É função de James McAvoy (protagonizou a versão jovem do Professor Xavier na série X-Men) dar vida a todas essas personalidades, algo que faz com virtuosismo. É impressionante a forma como consegue mudar de um personagem para outro, e fazer o espectador perceber tal transformação com uma simples mudança de postura ou mesmo de olhar. Há, por exemplo, uma sequência em que uma personalidade finge ser outra e a atuação de McAvoy consegue trazer para a superfície todas essas camadas, por mais sutis que necessitem ser.
Um ponto fraco do roteiro é a eterna necessidade que Shyamalan tem de explicar nos mínimos detalhes tudo o que está acontecendo. Apenas por isso está justificada a presença da Dra. Karen Fletcher (Betty Buckley), uma psiquiatra que atende diversos portadores do transtorno. Ela tem a teoria (e ela teoriza muito, com direito a palestra explicativa) de que o transtorno dissociativo de identidade pode levar seu portador a ter modificações físicas de acordo com cada uma das personalidades. Na sua concepção, uma personalidade poderia ser diabética e a outra não; uma poderia ser muito mais forte e musculosa que a outra; e assim por diante. É aí onde começa a surgir o sobrenatural e quando Shyamalan, de fato, assina seu novo filme.
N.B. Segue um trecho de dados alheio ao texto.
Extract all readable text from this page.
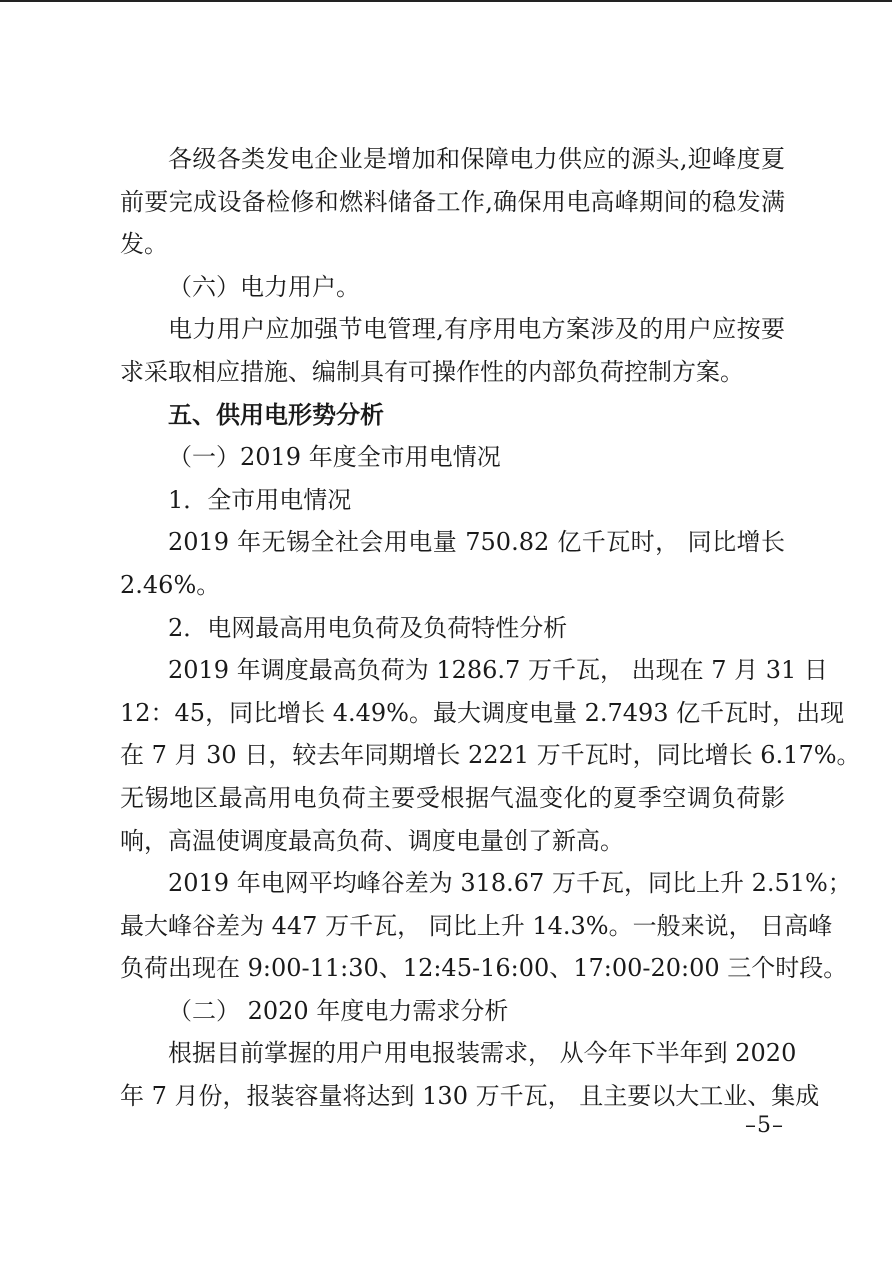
各级各类发电企业是增加和保障电力供应的源头,迎峰度夏
前要完成设备检修和燃料储备工作,确保用电高峰期间的稳发满
发。
（六）电力用户。
电力用户应加强节电管理,有序用电方案涉及的用户应按要
求采取相应措施、编制具有可操作性的内部负荷控制方案。
五、供用电形势分析
（一）2019 年度全市用电情况
1．全市用电情况
2019 年无锡全社会用电量 750.82 亿千瓦时， 同比增长
2.46%。
2．电网最高用电负荷及负荷特性分析
2019 年调度最高负荷为 1286.7 万千瓦， 出现在 7 月 31 日
12：45，同比增长 4.49%。最大调度电量 2.7493 亿千瓦时，出现
在 7 月 30 日，较去年同期增长 2221 万千瓦时，同比增长 6.17%。
无锡地区最高用电负荷主要受根据气温变化的夏季空调负荷影
响，高温使调度最高负荷、调度电量创了新高。
2019 年电网平均峰谷差为 318.67 万千瓦，同比上升 2.51%；
最大峰谷差为 447 万千瓦， 同比上升 14.3%。一般来说， 日高峰
负荷出现在 9:00-11:30、12:45-16:00、17:00-20:00 三个时段。
（二） 2020 年度电力需求分析
根据目前掌握的用户用电报装需求， 从今年下半年到 2020
年 7 月份，报装容量将达到 130 万千瓦， 且主要以大工业、集成
–5–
Em paralelo, a horda – como em algum momento são tratadas todas essas vinte e três personalidades – passam a falar e temer por algo vindouro e malévolo. O filme irá jogar, assim, com o medo dos personagens e do público, em uma mistura de ceticismo científico e crença. E é aí que surge o terror. Shyamalan consegue com muita competência fazer essa transição de gêneros, passando de um filme de suspense para um de terror psicológico, bem como essa confluência entre um discurso científico (embora didático) para uma acepção paranormal. Ele é menos competente quando o assunto é fugir de certos clichês, mas ele tem até uma desculpa boa para tal, pois Fragmentado é uma obra de gênero. Ou seja, é uma obra que trabalha dentro de certas regras já convencionadas.
Fragmentado é, ainda, uma espécie de spin-off do que para muitos críticos (eu incluso) é considerado o melhor filme do diretor, Corpo Fechado. Inclusive, em entrevista recente, M. Night Shyamalan professou o desejo de fazer a tão aguardada e há tanto anunciada continuação do filme lançado em 2000.